SEEDING SYSTEM EXPLAINED
Why do we have a seeding system?
The reason for the seeding system is to eliminate, as far as is possible, the chances of a faster driver being held up by a slower driver on a competitive stage. How does it do this?
It does this by ascertaining the speeds of all drivers, relative to all other drivers, and ranking them in order of speed, not results. This is done on the basis of stage times set in ARC events, over a driver’s last three rounds.
Simple in principle, but how is the co-efficient calculated?
The mathematical process by which the seeding co-efficient, also known as the “Driver Performance Index” (DPI), is calculated is a complex one.
- It starts with establishing a “Stage Performance Index” (SPI) for all competitors for all competitive stages in ARC events. The SPI is calculated by dividing the fastest competitive stage time by the stage time of the driver for whom you are calculating the SPI. This will result in a value of less than 1, except that the SPI for the driver who recorded the fastest stage time will be 1. A driver who takes twice as long to complete a stage as did the driver who recorded the fastest stage time will have a SPI of .5000.

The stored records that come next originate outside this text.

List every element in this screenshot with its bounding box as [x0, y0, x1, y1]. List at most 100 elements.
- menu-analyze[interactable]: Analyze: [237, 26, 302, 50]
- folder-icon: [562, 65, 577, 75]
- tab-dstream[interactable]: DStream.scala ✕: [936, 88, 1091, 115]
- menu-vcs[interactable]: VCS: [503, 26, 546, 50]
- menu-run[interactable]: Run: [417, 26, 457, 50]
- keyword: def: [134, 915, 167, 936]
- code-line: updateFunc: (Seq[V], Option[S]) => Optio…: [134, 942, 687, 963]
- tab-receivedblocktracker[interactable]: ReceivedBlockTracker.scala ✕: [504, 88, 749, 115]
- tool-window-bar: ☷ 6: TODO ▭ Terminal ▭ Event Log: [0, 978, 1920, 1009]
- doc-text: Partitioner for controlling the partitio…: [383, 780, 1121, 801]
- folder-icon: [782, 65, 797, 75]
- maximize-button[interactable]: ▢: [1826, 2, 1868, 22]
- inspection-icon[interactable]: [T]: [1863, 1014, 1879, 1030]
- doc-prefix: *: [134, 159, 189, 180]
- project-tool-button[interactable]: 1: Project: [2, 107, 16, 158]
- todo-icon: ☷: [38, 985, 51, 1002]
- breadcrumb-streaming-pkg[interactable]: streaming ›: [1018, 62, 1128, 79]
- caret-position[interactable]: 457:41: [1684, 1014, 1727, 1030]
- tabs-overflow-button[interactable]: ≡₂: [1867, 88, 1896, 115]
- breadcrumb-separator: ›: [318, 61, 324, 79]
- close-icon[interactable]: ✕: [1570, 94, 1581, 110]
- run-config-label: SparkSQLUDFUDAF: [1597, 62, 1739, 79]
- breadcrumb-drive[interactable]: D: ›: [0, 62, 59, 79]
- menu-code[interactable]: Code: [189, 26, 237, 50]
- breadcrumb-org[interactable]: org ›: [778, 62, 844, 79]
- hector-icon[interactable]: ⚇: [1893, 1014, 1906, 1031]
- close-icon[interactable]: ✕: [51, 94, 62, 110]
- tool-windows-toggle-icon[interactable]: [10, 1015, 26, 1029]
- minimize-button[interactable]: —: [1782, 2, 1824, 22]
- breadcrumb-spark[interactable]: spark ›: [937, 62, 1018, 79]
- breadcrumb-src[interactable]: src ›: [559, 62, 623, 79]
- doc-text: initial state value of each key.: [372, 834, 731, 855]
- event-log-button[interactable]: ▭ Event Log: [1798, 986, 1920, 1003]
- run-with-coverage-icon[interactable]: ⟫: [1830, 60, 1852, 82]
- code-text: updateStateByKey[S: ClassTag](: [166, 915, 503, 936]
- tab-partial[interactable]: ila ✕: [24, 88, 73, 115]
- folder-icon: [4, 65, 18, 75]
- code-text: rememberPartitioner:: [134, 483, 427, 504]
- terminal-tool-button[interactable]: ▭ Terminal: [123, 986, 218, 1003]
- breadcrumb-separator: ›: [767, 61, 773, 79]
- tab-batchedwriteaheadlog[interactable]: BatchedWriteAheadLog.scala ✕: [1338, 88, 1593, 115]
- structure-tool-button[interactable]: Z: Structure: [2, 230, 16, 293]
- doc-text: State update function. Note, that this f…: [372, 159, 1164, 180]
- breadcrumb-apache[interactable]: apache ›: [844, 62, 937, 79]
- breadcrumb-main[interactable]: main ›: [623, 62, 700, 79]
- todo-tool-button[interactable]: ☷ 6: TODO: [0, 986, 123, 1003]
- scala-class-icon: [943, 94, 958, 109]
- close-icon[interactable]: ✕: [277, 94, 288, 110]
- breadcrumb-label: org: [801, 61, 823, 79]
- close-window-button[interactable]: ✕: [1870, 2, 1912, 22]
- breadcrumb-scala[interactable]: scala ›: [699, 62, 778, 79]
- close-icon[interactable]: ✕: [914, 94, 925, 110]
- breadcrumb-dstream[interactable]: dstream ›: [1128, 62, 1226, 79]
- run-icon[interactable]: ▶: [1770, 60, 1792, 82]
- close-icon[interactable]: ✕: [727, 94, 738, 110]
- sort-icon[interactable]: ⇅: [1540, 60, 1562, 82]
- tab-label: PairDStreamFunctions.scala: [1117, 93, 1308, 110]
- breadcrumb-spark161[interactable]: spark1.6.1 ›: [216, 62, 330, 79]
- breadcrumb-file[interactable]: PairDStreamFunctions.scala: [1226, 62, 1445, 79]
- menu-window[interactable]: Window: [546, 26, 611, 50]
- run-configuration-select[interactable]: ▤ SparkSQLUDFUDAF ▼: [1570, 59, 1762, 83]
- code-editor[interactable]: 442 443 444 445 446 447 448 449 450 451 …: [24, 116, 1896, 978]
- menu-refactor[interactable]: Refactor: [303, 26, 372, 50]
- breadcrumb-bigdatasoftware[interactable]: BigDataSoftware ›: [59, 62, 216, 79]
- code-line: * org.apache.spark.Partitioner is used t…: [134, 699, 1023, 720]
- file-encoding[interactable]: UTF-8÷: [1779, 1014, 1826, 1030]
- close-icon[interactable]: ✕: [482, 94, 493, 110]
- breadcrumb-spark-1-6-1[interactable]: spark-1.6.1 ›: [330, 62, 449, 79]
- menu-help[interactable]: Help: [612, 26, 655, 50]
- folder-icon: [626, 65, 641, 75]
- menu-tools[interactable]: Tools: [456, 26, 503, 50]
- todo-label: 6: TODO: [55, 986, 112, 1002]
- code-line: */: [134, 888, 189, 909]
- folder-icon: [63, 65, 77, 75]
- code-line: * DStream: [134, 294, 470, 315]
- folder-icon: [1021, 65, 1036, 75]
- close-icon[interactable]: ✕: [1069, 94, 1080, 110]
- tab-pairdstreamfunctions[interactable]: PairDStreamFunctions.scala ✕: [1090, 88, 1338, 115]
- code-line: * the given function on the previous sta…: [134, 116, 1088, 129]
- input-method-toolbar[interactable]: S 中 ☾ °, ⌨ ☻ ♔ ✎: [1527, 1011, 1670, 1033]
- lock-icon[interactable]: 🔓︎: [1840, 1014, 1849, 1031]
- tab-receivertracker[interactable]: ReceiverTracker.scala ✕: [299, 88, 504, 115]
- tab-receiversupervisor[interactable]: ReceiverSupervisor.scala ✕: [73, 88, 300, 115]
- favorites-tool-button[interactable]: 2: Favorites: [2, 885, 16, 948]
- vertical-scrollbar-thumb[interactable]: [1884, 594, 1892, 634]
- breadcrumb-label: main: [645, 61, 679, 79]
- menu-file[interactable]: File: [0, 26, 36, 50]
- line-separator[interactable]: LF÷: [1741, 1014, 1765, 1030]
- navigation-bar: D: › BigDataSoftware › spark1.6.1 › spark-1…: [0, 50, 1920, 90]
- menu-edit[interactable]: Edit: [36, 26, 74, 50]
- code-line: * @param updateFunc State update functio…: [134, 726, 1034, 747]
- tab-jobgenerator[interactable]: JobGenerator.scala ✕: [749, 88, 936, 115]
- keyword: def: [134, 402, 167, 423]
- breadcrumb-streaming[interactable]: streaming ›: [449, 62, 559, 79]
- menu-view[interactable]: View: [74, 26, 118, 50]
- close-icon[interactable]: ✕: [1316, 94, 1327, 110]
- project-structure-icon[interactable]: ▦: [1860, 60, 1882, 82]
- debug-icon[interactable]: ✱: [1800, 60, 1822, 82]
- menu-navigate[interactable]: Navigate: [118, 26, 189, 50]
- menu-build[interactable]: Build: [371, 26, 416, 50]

- From the SPIs an “Event Performance Index” (EPI) is calculated. The EPI for a particular competitor is the average of the “best two thirds” of his/her SPIs. By effectively discounting the worst third of a drivers SPIs, the likelihood of an unrepresentative time, where a driver might for example have been caught behind a slower vehicle or had a puncture, are all but eliminated. This gives a truer indication of a driver’s typical speed.
- An EPI will only be calculated from an event when a competitor has completed a minimum of six competitive stages. Again, this ensures as far as is possible that only representative data is used as a basis for determining seeding positions.
- From the EPIs is calculated the Driver Performance Index which is the average of the best two of the last three EPIs.
The seeding system is not skewed by poor performances which are not typical of the driver, as the worst 30% of his/her performances are discarded.
Event Performance Indices are only valid for two years. This ensures that drivers are seeded on the basis of their current form against current competitors, and not on the basis of their performance five or more years ago against drivers no longer competing.
By using only a competitor’s last three events, the system is capable of reacting quickly to cases where, for example, a competitor upgrades his/her car and suddenly becomes much quicker.
It is not necessary for a driver to be a finisher in order to get an Event Performance Index. So long as he completed six competitive stages throughout the event, an EPI will be calculated. Seeding is based on ability to drive fast, not on ability to nurse slow machinery through to the finish.